Recordemos solamente algunas ideas para nuestra reflexión:

Se trata esencialmente de un «espíritu».

Cualquiera que sea el método que se emplee, es necesario aprender a hacer una «re-lectura» de lo vivido a nivel comunitario y apostólico para confrontarlo con el Evangelio y con el carisma vocacional y para dejarse interpelar personal y comunitariamente. De ello deben resultar unas orientaciones concretas.

Hay referencias obligadas.

No podemos referirnos a todo a la vez, pero no podemos perder de vista: la Misión, las Constituciones, los principales documentos de la Iglesia y de la Compañía, el proyecto provincial y local, el proyecto pastoral de la Iglesia local.

El proyecto comunitario merece una mención especial ya que se inspira en las citadas referencias. La revisión de vida se hace normalmente a la luz de dicho proyecto. Y cuando se trata ya de elaborar éste o de revisarlo, el momento privilegiado para hacerlo es el de esa revisión.

Es el fruto, una vez más, de un caminar.

Lo mismo que la vida comunitaria en sí misma, la sensibilización para la revisión de vida y su verdadera realización se va haciendo progresivamente.

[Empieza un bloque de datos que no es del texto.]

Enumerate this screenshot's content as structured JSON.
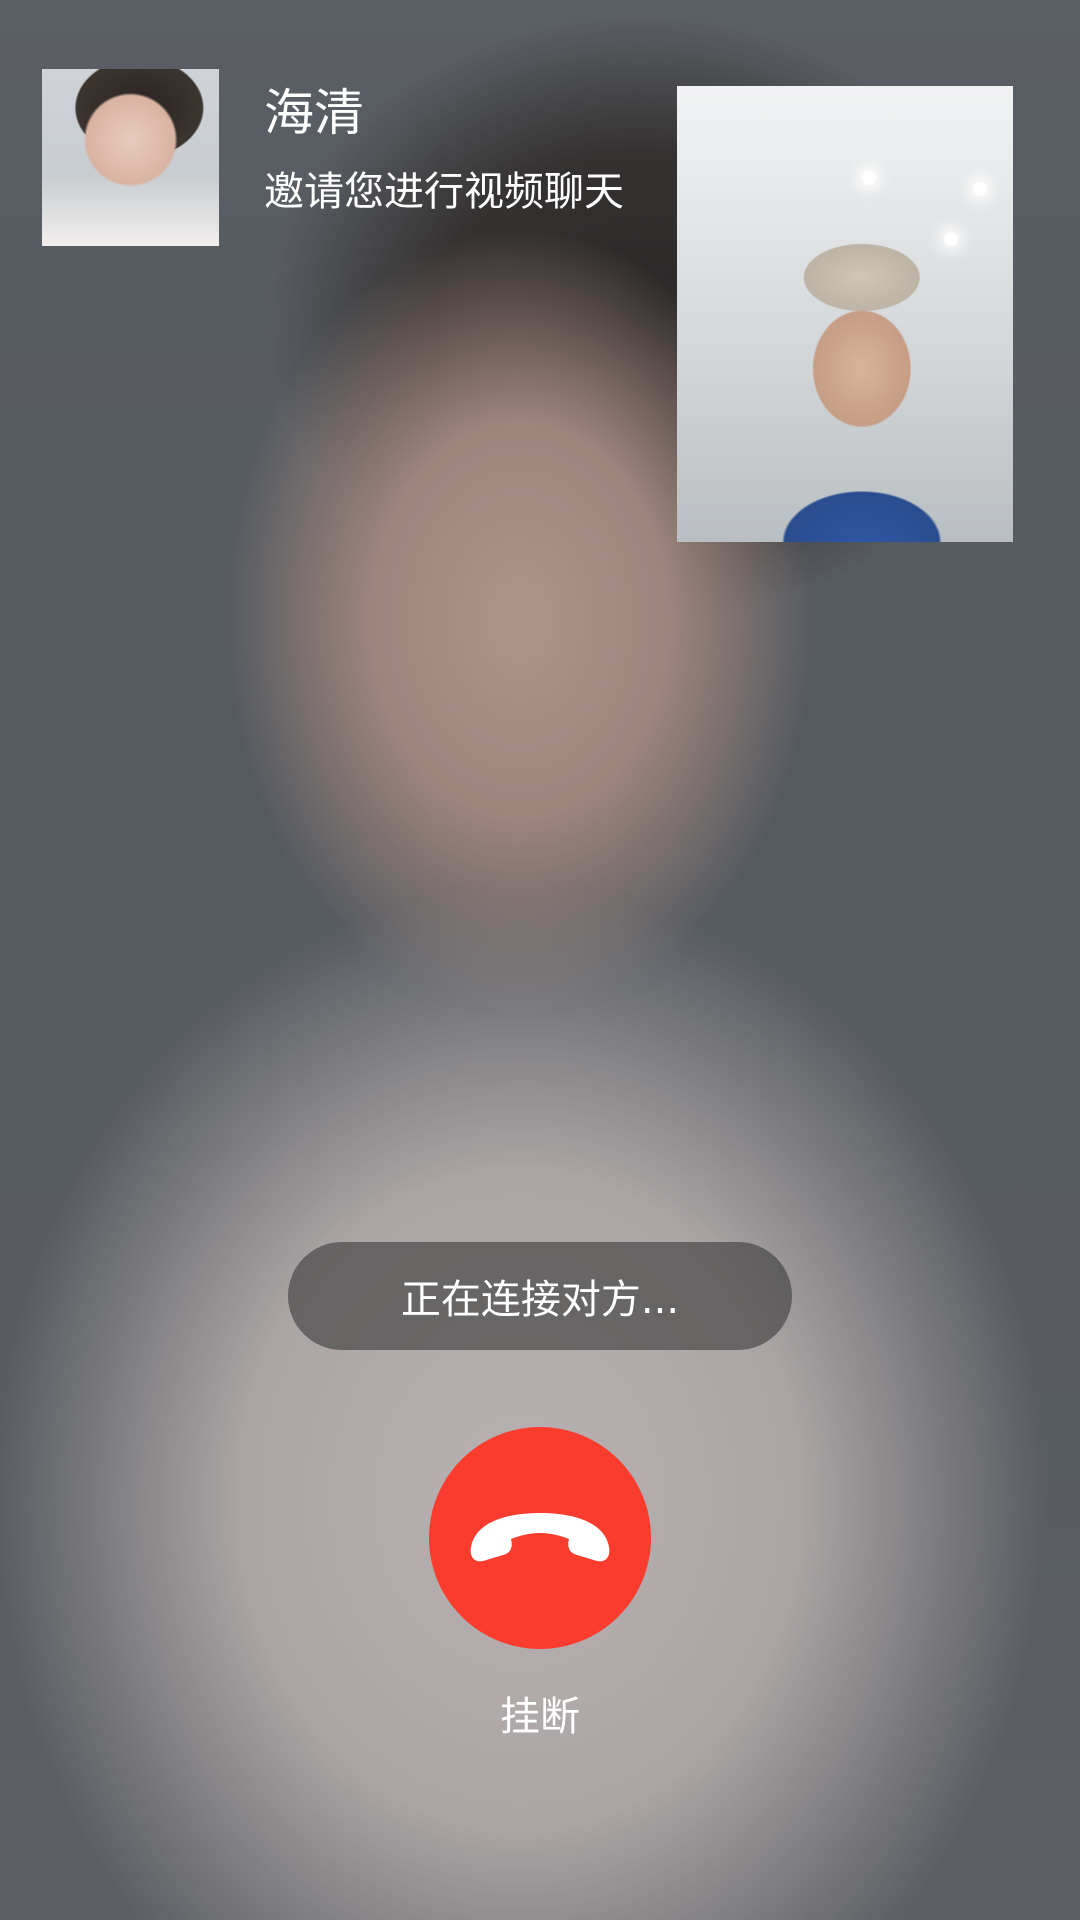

Volvemos a encontrar el «clima» del que hemos hablado. Hace falta ingeniarse para favorecer y suscitar los intercambios, prever y establecer las posibilidades concretas. La revisión de vida supone la vida y el deseo sincero y constructivo de compartir esa vida para avanzar JUNTAS.

IV. «Pidan mucho a la Santísma Virgen que sea ella su única Madre»

En el momento en que las primeras Hermanas iban a perder a su «madre», ésta les pedía que consideraran a María como su verdadera y única Madre. Esta expresión que ya le era familiar y querida (Cf., por ejemplo, L. de M., pp. 279, 596, 600, 722), adquiere entonces una resonancia especial.

La Compañía no habría de olvidarlo, tanto es así que ha podido hablarse de su «carácter mariano» (estatuto 7), carácter que no es otro —no hay necesidad de decirlo— que el del Cristianismo, el de la Iglesia, pero que la Compañía vive, como todos los demás, en relación con el carisma vocacional. Las apariciones y el mensaje de 1830 no harán sino reforzarlo más y actualizarlo.

A – Comentario

En efecto, siguiendo a Santa Luisa, las Hijas de la Caridad esperan esencialmente de la protección y de la imitación de María la gracia de responder en plenitud al designio de Dios sobre ellas. Ponen sus ojos en María para que Ella sea su Guardiana, su Educadora a lo largo de su caminar de Fe y de Amor.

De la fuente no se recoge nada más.